This issue, along with the "slope" controversy from the end of March, is apparently about as much as the BBC can bear. According to Clarkson, if he makes "one more offensive remark, anywhere, at any time," the BBC will fire him, a fate he appears to have resigned himself to.
"It's inevitable that one day, someone, somewhere will say that I've offended them, and that will be that," Clarkson wrote.
"I use the F-word pretty much constantly and the C-word (clearly, the C-word is viewed very differently in the UK...) too, especially when I'm talking about James May. But the N-word. No. It's not in my lexicon," Clarkson wrote.
Now, we still aren't really sure what Clarkson said - the video uncovered by The Daily Mirror isn't anywhere near conclusive.

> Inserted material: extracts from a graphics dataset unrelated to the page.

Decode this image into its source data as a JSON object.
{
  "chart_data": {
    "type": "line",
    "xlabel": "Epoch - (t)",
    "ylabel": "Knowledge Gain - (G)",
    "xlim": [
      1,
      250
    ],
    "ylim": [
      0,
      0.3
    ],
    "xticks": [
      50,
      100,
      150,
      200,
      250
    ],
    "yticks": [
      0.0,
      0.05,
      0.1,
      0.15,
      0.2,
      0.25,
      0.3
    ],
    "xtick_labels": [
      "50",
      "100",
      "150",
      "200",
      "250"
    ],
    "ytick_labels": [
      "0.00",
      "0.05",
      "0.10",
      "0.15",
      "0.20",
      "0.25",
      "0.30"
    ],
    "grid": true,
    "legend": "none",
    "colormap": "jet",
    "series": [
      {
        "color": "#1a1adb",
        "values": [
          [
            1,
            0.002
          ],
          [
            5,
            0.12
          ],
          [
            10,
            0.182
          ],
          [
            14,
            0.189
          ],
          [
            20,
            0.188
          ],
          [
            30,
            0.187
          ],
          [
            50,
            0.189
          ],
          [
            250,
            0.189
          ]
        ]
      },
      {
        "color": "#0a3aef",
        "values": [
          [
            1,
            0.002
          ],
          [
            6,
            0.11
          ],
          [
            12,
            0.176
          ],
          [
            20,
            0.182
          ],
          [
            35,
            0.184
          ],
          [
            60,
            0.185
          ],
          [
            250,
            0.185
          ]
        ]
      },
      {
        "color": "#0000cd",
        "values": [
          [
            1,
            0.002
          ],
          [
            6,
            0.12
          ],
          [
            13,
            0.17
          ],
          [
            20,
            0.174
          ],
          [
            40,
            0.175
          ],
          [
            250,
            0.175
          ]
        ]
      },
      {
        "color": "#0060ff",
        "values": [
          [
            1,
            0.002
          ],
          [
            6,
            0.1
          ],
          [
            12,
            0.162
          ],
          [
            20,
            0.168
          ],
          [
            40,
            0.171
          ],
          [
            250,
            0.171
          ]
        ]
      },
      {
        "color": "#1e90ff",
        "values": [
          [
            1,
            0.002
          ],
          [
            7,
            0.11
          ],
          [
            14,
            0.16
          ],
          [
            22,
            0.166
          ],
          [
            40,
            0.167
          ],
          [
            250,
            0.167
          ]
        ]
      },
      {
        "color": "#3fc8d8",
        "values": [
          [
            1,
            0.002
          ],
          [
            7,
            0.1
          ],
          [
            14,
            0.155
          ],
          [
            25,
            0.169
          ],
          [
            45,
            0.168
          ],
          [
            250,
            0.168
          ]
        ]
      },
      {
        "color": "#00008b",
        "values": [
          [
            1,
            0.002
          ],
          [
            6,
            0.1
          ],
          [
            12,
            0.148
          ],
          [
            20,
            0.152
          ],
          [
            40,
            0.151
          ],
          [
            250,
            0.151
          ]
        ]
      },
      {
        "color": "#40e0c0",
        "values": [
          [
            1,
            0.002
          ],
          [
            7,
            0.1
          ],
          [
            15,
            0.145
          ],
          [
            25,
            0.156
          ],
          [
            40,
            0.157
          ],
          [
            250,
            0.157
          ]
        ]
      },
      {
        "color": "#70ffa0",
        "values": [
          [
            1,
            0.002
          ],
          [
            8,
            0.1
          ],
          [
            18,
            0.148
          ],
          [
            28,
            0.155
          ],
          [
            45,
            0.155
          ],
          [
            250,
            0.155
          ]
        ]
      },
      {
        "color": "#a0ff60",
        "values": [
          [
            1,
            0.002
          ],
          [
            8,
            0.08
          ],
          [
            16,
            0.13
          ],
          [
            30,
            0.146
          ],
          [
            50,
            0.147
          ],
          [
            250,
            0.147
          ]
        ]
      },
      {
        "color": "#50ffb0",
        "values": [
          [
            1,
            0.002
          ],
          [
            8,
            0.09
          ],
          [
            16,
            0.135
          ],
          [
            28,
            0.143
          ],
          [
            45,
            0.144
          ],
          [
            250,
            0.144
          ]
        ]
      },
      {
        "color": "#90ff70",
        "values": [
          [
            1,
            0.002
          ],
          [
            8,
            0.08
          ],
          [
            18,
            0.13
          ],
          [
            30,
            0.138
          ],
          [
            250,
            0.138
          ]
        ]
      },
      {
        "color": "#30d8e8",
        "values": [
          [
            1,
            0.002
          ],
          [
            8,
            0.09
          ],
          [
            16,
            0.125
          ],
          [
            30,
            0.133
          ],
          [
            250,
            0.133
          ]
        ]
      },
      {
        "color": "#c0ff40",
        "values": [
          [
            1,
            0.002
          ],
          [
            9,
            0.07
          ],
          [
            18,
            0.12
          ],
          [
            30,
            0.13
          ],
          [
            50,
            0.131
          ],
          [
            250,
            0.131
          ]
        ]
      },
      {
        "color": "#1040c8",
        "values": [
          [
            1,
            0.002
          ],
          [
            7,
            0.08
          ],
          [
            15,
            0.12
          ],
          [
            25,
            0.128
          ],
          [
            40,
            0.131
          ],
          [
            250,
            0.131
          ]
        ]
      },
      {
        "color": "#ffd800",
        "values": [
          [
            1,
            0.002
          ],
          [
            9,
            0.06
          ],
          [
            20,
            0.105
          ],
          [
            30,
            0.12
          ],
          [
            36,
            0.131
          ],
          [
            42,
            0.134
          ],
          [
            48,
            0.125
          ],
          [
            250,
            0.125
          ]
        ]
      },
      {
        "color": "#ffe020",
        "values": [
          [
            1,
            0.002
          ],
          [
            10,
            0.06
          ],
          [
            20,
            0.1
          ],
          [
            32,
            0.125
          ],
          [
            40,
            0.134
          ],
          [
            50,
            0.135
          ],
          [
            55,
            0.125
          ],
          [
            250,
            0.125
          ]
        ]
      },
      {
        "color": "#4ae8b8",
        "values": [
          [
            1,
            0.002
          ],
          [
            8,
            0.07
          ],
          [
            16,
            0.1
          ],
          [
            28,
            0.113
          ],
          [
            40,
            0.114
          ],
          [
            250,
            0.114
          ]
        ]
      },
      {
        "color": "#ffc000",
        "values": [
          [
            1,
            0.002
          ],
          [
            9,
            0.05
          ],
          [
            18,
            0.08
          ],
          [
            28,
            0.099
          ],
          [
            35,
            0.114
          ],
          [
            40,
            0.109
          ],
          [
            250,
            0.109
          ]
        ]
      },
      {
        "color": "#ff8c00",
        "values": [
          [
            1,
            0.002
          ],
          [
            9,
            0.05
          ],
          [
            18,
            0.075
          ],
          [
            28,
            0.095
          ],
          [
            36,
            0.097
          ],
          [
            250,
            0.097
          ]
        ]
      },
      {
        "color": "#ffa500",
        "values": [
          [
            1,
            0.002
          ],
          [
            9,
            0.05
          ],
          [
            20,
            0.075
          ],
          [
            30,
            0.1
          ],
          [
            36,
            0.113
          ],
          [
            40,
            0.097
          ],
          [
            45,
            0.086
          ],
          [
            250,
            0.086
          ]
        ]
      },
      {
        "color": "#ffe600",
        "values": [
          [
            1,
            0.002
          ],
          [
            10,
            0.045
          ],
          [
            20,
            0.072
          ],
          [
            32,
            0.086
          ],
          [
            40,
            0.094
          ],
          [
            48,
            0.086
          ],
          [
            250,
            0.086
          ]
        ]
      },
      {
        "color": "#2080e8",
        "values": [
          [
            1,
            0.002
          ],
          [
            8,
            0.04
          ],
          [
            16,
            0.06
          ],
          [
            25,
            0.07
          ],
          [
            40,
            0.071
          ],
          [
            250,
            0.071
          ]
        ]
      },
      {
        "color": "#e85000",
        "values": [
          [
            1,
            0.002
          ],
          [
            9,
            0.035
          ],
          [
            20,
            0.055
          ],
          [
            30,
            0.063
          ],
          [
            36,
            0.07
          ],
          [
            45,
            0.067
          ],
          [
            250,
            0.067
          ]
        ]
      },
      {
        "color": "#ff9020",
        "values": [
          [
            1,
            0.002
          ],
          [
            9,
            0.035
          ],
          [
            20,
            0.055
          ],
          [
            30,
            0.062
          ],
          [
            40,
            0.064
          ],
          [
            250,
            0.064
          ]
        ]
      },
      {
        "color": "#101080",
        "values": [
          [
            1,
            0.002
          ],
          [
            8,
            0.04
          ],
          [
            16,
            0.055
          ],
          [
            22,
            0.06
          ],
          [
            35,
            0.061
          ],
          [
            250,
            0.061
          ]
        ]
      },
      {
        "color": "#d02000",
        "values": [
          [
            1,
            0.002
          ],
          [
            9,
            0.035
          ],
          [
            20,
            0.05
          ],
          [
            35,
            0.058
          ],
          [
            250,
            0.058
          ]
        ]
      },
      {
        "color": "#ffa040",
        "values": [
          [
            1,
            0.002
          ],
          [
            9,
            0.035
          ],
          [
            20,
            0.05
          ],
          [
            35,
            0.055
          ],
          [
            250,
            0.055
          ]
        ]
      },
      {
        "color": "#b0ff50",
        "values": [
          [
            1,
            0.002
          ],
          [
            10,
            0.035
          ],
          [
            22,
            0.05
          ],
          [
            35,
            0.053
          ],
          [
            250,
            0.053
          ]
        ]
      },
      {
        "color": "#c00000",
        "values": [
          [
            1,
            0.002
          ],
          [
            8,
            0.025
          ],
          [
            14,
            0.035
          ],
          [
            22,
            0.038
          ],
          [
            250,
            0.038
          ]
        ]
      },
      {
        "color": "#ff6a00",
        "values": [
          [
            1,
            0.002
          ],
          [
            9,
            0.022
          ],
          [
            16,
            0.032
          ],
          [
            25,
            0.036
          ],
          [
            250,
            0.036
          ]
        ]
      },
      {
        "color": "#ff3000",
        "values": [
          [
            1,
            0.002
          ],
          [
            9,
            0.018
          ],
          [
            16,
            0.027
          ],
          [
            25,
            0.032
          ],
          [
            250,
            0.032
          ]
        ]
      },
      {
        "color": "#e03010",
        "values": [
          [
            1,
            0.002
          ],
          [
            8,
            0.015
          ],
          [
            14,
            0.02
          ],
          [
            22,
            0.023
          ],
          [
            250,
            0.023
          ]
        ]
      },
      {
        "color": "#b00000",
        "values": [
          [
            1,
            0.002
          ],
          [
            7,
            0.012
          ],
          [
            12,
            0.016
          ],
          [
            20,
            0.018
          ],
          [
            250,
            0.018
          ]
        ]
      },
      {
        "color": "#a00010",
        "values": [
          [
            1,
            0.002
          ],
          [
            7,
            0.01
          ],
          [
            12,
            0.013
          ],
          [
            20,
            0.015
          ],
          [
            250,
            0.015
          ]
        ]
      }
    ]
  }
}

Even the speech forensics expert hired by the tabloid was unsure, admitting to a British talk radio station she was only 75-percent certain that the N-word was said, according to BBC News.
"Isn't that what a court of law would consider grounds for acquittal on the basis of 'reasonable doubt'?" Clarkson wrote. That does seem like a pretty fair point, and reinforcement of what many of you thought when watching the video. It's just too difficult to know exactly what he said.
Even with Clarkson's well known (and some might argue, overused) sense of hyperbole, it's fairly clear that the curmudgeonly presenter remains in the hottest of waters following this latest episode.